The Rhino Motion camera slider motor: an introduction to slider motor technology

A stepper motor (or step motor) is a brushless DC electric motor that divides a full rotation into a number of equal steps. The motor’s position can then be commanded to move and hold at one of these steps without any feedback sensor (an open-loop controller), as long as the motor is carefully sized to the application1. A servomotor is a rotary actuator that allows for precise control of angular position, velocity and acceleration. It consists of a suitable motor coupled to a sensor for position feedback. It also requires a relatively sophisticated controller, often a dedicated module designed specifically for use with servomotors. Servomotors are used in applications such as robotics, CNC machinery or automated manufacturing. 2.

A stepper motor’s shaft has permanent magnets attached to it. Around the body of the motor is a series of coils that create a magnetic field that interacts with the magnets. When these coils are turned on and off the magnetic field causes the rotor to move. As the coils are turned on and off in sequence the motor will rotate forward or reverse. This sequence is called the phase pattern and there are several types of patterns that will cause the motor to turn.

To make a stepper motor rotate, you must constantly turn on and off the coils. If you simply energise one coil the motor will just jump to that position and stay there resisting change. The ability to stay put at one position rigidly is often an advantage of stepper motors.
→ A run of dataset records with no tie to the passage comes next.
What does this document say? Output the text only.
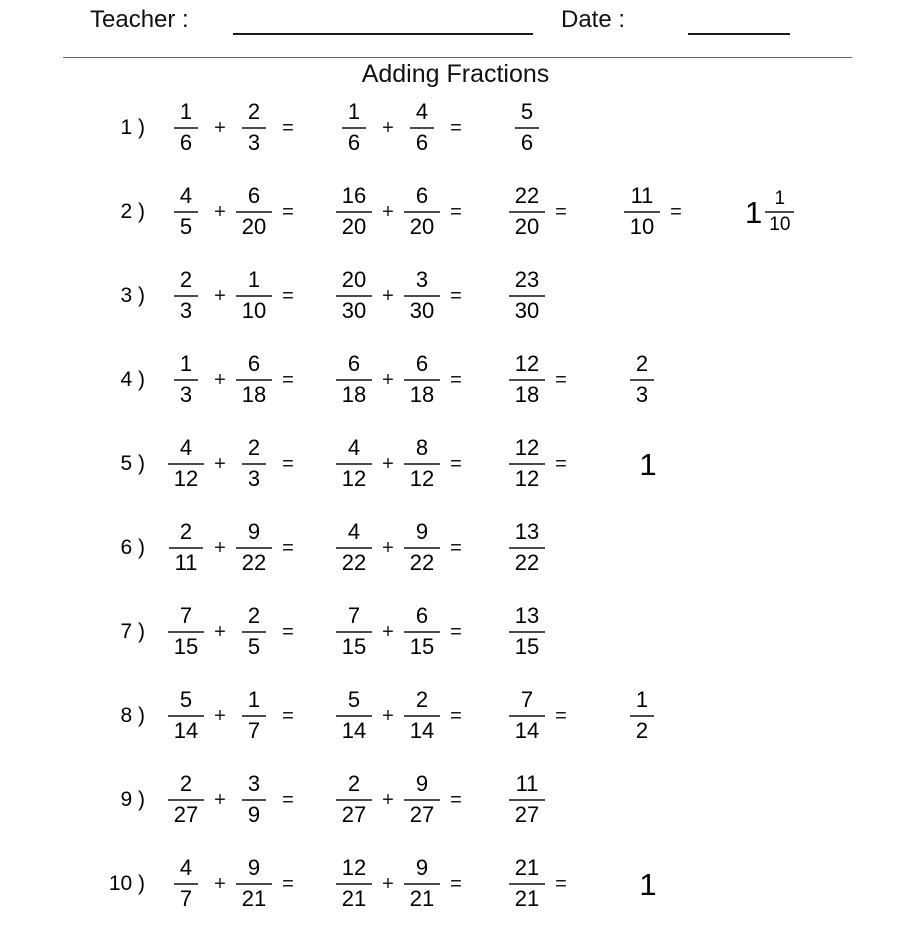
Teacher :	Date :
Adding Fractions
1 ) $\frac{1}{6} + \frac{2}{3} = \frac{1}{6} + \frac{4}{6} = \frac{5}{6}$
2 ) $\frac{4}{5} + \frac{6}{20} = \frac{16}{20} + \frac{6}{20} = \frac{22}{20}$ =	$\frac{11}{10} = 1 \frac{1}{10}$
3 ) $\frac{2}{3} + \frac{1}{10} = \frac{20}{30} + \frac{3}{30} = \frac{23}{30}$
4 ) $\frac{1}{3} + \frac{6}{18} = \frac{6}{18} + \frac{6}{18} = \frac{12}{18}$ =	$\frac{2}{3}$
5 ) $\frac{4}{12} + \frac{2}{3} = \frac{4}{12} + \frac{8}{12} = \frac{12}{12} = 1$
6 ) $\frac{2}{11} + \frac{9}{22} = \frac{4}{22} + \frac{9}{22} = \frac{13}{22}$
7 ) $\frac{7}{15} + \frac{2}{5} = \frac{7}{15} + \frac{6}{15} = \frac{13}{15}$
8 ) $\frac{5}{14} + \frac{1}{7} = \frac{5}{14} + \frac{2}{14} = \frac{7}{14}$ =	$\frac{1}{2}$
9 ) $\frac{2}{27} + \frac{3}{9} = \frac{2}{27} + \frac{9}{27} = \frac{11}{27}$
10 ) $\frac{4}{7} + \frac{9}{21} = \frac{12}{21} + \frac{9}{21} = \frac{21}{21} = 1$
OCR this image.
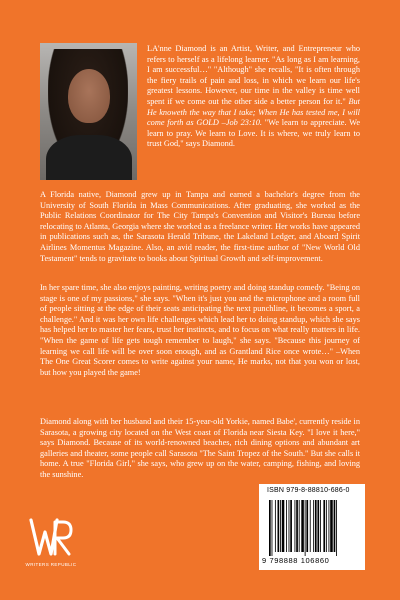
LA'nne Diamond is an Artist, Writer, and Entrepreneur who refers to herself as a lifelong learner. "As long as I am learning, I am successful…" "Although" she recalls, "It is often through the fiery trails of pain and loss, in which we learn our life's greatest lessons. However, our time in the valley is time well spent if we come out the other side a better person for it." But He knoweth the way that I take; When He has tested me, I will come forth as GOLD –Job 23:10. "We learn to appreciate. We learn to pray. We learn to Love. It is where, we truly learn to trust God," says Diamond.
A Florida native, Diamond grew up in Tampa and earned a bachelor's degree from the University of South Florida in Mass Communications. After graduating, she worked as the Public Relations Coordinator for The City Tampa's Convention and Visitor's Bureau before relocating to Atlanta, Georgia where she worked as a freelance writer. Her works have appeared in publications such as, the Sarasota Herald Tribune, the Lakeland Ledger, and Aboard Spirit Airlines Momentus Magazine. Also, an avid reader, the first-time author of "New World Old Testament" tends to gravitate to books about Spiritual Growth and self-improvement.
In her spare time, she also enjoys painting, writing poetry and doing standup comedy. "Being on stage is one of my passions," she says. "When it's just you and the microphone and a room full of people sitting at the edge of their seats anticipating the next punchline, it becomes a sport, a challenge." And it was her own life challenges which lead her to doing standup, which she says has helped her to master her fears, trust her instincts, and to focus on what really matters in life. "When the game of life gets tough remember to laugh," she says. "Because this journey of learning we call life will be over soon enough, and as Grantland Rice once wrote…" –When The One Great Scorer comes to write against your name, He marks, not that you won or lost, but how you played the game!
Diamond along with her husband and their 15-year-old Yorkie, named Babe', currently reside in Sarasota, a growing city located on the West coast of Florida near Siesta Key. "I love it here," says Diamond. Because of its world-renowned beaches, rich dining options and abundant art galleries and theater, some people call Sarasota "The Saint Tropez of the South." But she calls it home. A true "Florida Girl," she says, who grew up on the water, camping, fishing, and loving the sunshine.
WRITERS REPUBLIC
ISBN 979-8-88810-686-0
9 798888 106860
Because steppers can be controlled by turning coils on and off, they are easy to control using digital circuitry and micro controllers. The controller simply energises the coils in a certain pattern and the motor will move accordingly. At any given time the computer will know the position of the motor since the number of steps given can be tracked.

If you take a normal DC servo motor, it has one coil with two wires. If you attach a battery to those wires the motor will spin. Reversing the polarity will reverse the direction. In a DC motor, the speed and current draw is a affected by the load. For applications in which the exact position of the motor must be known, a feedback device like an encoder must be used and is not optional like with a stepper motor. The control circuitry to use is much more complex than the circuitry that controls a stepper motor.

Some performance differences between stepper motors and servo motors are the result of their respective design. One rotation of a stepper motor requires more current exchanges through the windings than a servo motor. The stepper motor’s design results in torque degradation at higher speeds when compared to a servo. Using a higher driving bus voltage reduces this effect by mitigating the electrical time constant of the windings. Conversely, a high pole count has a beneficial effect at lower speeds giving the stepper motor a torque advantage over the same size servo motor.

Another difference is the way each motor type is controlled. Traditional stepper motors are cheaper to operate, since no encoder is necessary for most positioning applications. Furthermore, stepper motors are simpler to commission and maintain than servos. They are less expensive, especially in small motor applications. They don’t lose steps or require encoders if operated within their design limits. Steppers are stable at rest and hold their position without any fluctuation, especially with dynamic loads.

Servos are excellent in applications requiring speeds greater than 2,000 RPM and for high torque at high speeds or requiring high dynamic response. Steppers are excellent at speeds less than 2,000 RPM and for low to medium acceleration rates and for high holding torque.